Sustained transdermal drug delivery depends on controlling how fast a drug leaves the patch and crosses the skin. Central formulation drivers include drug physicochemical properties, polymer matrix or membrane design, and the adhesive and excipient system that mediate contact with the stratum corneum. Foundational work by Robert Langer, Massachusetts Institute of Technology, and Nicholas A. Peppas, University of Texas at Austin, has clarified how diffusion, partitioning, and polymer relaxation govern release kinetics for polymer-based systems.
Formulation components
Drug factors such as molecular weight, lipophilicity, and solubility determine diffusivity within the matrix and partitioning into skin; small, moderately lipophilic molecules generally permeate more readily. The choice of polymer matrix or rate-controlling membrane sets the physical pathway: amorphous, low–glass transition temperature polymers permit faster diffusion, while crystalline or highly crosslinked networks slow release. Drug loading and the physical state of the drug—dissolved versus crystalline—affect the thermodynamic activity that drives flux. Use of permeation enhancers and solvents increases skin uptake but can raise irritation risk. Michael R. Prausnitz, Georgia Institute of Technology, has emphasized interactions between enhancers and skin structure in determining safe, reproducible enhancement.
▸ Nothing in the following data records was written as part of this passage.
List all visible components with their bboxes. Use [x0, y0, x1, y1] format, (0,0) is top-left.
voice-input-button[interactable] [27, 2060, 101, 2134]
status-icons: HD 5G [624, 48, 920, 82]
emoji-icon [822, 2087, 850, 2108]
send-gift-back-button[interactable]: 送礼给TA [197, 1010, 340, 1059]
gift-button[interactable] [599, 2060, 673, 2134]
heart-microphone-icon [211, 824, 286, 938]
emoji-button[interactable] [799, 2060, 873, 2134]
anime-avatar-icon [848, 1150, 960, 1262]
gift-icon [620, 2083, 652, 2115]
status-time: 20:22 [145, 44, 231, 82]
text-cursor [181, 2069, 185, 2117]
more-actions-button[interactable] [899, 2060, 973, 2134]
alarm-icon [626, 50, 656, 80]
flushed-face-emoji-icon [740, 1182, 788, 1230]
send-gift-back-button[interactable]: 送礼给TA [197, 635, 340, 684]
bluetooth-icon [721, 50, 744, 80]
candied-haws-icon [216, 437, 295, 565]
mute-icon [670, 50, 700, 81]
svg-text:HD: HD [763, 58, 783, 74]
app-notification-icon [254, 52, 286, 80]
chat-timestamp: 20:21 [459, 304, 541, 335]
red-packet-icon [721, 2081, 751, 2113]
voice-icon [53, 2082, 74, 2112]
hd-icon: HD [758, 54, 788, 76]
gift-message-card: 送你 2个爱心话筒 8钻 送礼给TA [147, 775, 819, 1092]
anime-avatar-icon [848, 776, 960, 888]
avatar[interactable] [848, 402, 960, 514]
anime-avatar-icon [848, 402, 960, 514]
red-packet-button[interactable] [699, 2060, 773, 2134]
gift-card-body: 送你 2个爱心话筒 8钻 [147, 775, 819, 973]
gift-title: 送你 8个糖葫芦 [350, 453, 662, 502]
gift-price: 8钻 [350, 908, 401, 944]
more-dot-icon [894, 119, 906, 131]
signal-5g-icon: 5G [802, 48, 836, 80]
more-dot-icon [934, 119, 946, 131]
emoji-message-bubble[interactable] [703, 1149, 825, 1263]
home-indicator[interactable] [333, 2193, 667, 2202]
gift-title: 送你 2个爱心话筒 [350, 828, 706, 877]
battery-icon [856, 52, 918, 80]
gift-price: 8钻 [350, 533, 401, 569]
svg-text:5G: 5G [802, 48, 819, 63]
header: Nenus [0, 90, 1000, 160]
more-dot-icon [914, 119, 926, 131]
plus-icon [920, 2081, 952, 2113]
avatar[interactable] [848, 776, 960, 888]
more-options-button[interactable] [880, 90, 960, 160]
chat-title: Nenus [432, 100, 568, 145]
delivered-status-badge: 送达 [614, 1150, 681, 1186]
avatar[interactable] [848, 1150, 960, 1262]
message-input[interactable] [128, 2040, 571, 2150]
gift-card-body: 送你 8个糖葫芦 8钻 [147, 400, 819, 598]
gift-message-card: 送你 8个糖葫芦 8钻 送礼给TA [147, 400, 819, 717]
Skin, environment, and application factors
The skin barrier is not constant. Stratum corneum thickness, hydration, and local blood flow alter uptake; application site and interindividual variation create clinically relevant variability. Temperature and humidity modulate diffusion and adhesive performance, so tropical climates can accelerate release and increase systemic exposure, while cold conditions may reduce efficacy. Cultural and territorial factors influence patch acceptance, wear location, and adherence to instructions, affecting real-world performance.
Consequences for safety and design
Poorly controlled formulation variables can cause dose dumping, subtherapeutic levels, or contact dermatitis. Regulatory and manufacturing attention must ensure consistent polymer properties, adhesive uniformity, and stability across storage conditions. Designing for target populations requires balancing sustained delivery with minimization of local irritation and environmental impact from disposable materials. Emphasizing reproducible polymer science, careful excipient selection, and attention to patient and environmental context yields safer, more effective transdermal systems.